Outro programa criado pela França que opera na África há aproximadamente dez anos é o Recamp (reforço das capacidades africanas de manutenção da paz), dirigido com o propósito de associar terceiros (África, Europa, ONU) às suas incursões militares e de dividir custos e responsabilidades conservando o controle das operações.
O governo francês não conseguiu ainda com que seu projeto de corredor humanitário, que partiria do Chade e adentraria o território sudanês em direção a Darfur, triunfe.

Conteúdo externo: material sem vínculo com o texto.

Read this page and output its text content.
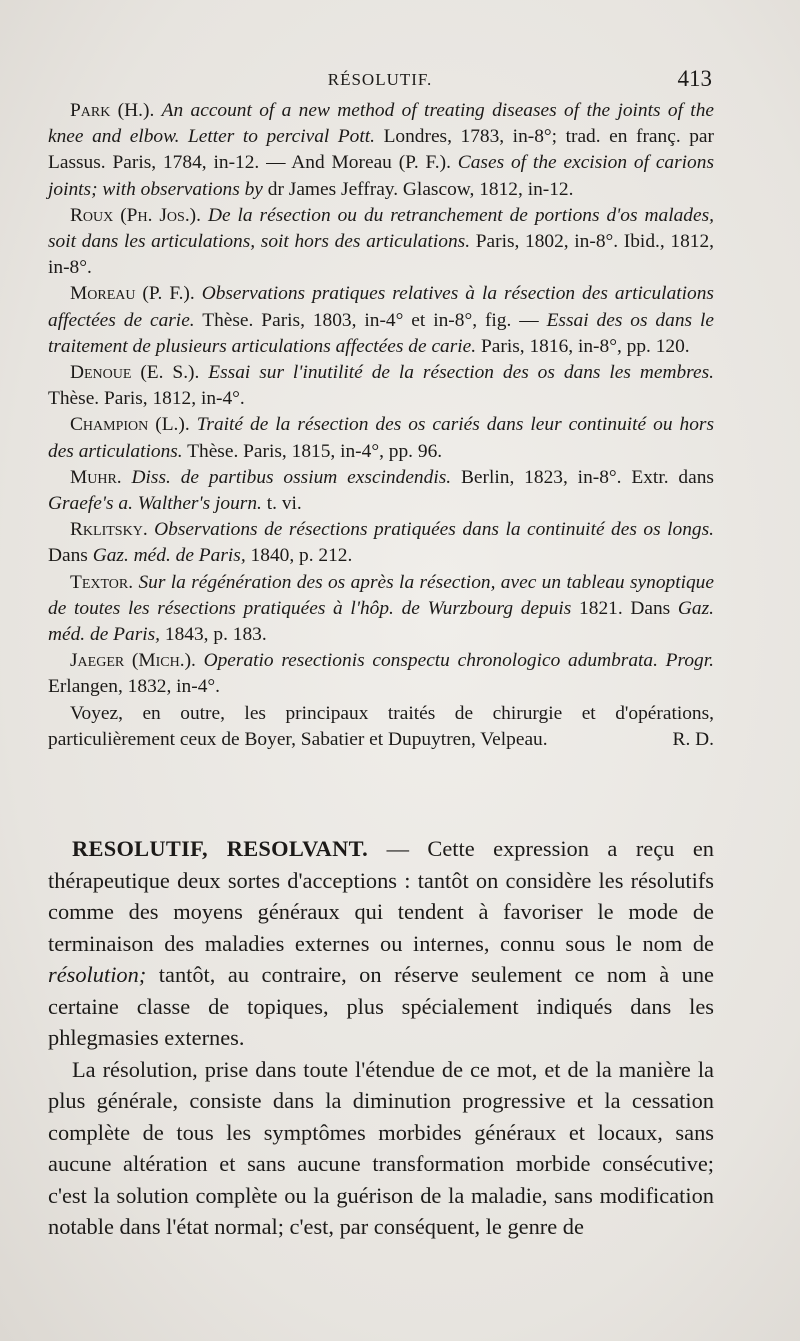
RÉSOLUTIF.	413

Park (H.). An account of a new method of treating diseases of the joints of the knee and elbow. Letter to percival Pott. Londres, 1783, in-8°; trad. en franç. par Lassus. Paris, 1784, in-12. — And Moreau (P. F.). Cases of the excision of carions joints; with observations by dr James Jeffray. Glascow, 1812, in-12.

Roux (Ph. Jos.). De la résection ou du retranchement de portions d'os malades, soit dans les articulations, soit hors des articulations. Paris, 1802, in-8°. Ibid., 1812, in-8°.

Moreau (P. F.). Observations pratiques relatives à la résection des articulations affectées de carie. Thèse. Paris, 1803, in-4° et in-8°, fig. — Essai des os dans le traitement de plusieurs articulations affectées de carie. Paris, 1816, in-8°, pp. 120.

Denoue (E. S.). Essai sur l'inutilité de la résection des os dans les membres. Thèse. Paris, 1812, in-4°.

Champion (L.). Traité de la résection des os cariés dans leur continuité ou hors des articulations. Thèse. Paris, 1815, in-4°, pp. 96.

Muhr. Diss. de partibus ossium exscindendis. Berlin, 1823, in-8°. Extr. dans Graefe's a. Walther's journ. t. vi.

Rklitsky. Observations de résections pratiquées dans la continuité des os longs. Dans Gaz. méd. de Paris, 1840, p. 212.

Textor. Sur la régénération des os après la résection, avec un tableau synoptique de toutes les résections pratiquées à l'hôp. de Wurzbourg depuis 1821. Dans Gaz. méd. de Paris, 1843, p. 183.

Jaeger (Mich.). Operatio resectionis conspectu chronologico adumbrata. Progr. Erlangen, 1832, in-4°.

Voyez, en outre, les principaux traités de chirurgie et d'opérations, particulièrement ceux de Boyer, Sabatier et Dupuytren, Velpeau.	R. D.

RESOLUTIF, RESOLVANT. — Cette expression a reçu en thérapeutique deux sortes d'acceptions : tantôt on considère les résolutifs comme des moyens généraux qui tendent à favoriser le mode de terminaison des maladies externes ou internes, connu sous le nom de résolution; tantôt, au contraire, on réserve seulement ce nom à une certaine classe de topiques, plus spécialement indiqués dans les phlegmasies externes.

La résolution, prise dans toute l'étendue de ce mot, et de la manière la plus générale, consiste dans la diminution progressive et la cessation complète de tous les symptômes morbides généraux et locaux, sans aucune altération et sans aucune transformation morbide consécutive; c'est la solution complète ou la guérison de la maladie, sans modification notable dans l'état normal; c'est, par conséquent, le genre de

Uma vez que seria necessária uma força armada para proteger as agências humanitárias, tal ajuda seria tão somente uma desculpa enganosa para uma verdadeira invasão militar.
Mas, na verdade, desde que Colin Powell, em 2004, lançou a campanha política contra o Sudão acusando-o de genocídio e incluindo-o na lista dos “países perigosos”, o projeto de intervenção militar-humanitária estava instaurado de modo inquestionável e oficial.
O novo humanitarismo seletivo (“humanismo armado“ nas palavras de Noam Chomsky) das potências mundiais, que fustigam o Sudão, mas recompensam regimes autoritários como o do chadiano Idriss Déby, se mostra pouco consistente perante o peso da China, que proporciona investimentos abundantes sem uma contrapartida política.
O denominado “direito de ingerência“, que já gozou de prestígio entre políticos e intelectuais, é atualmente muito criticado por diversos governos, e as ONGs que operam em regiões de conflito estão sendo consideradas como a vanguarda de uma nova era de recolonização.
Por isso não surpreende que perante a decisão inédita do Tribunal Penal Internacional de emitir um mandado de captura contra o presidente do Sudão, Omar al-Bashir, por crimes de guerra e crimes humanitários, o chefe de estado sudanês tenha decidido dar ordem de expulsão a diversas agências de ajuda humanitária.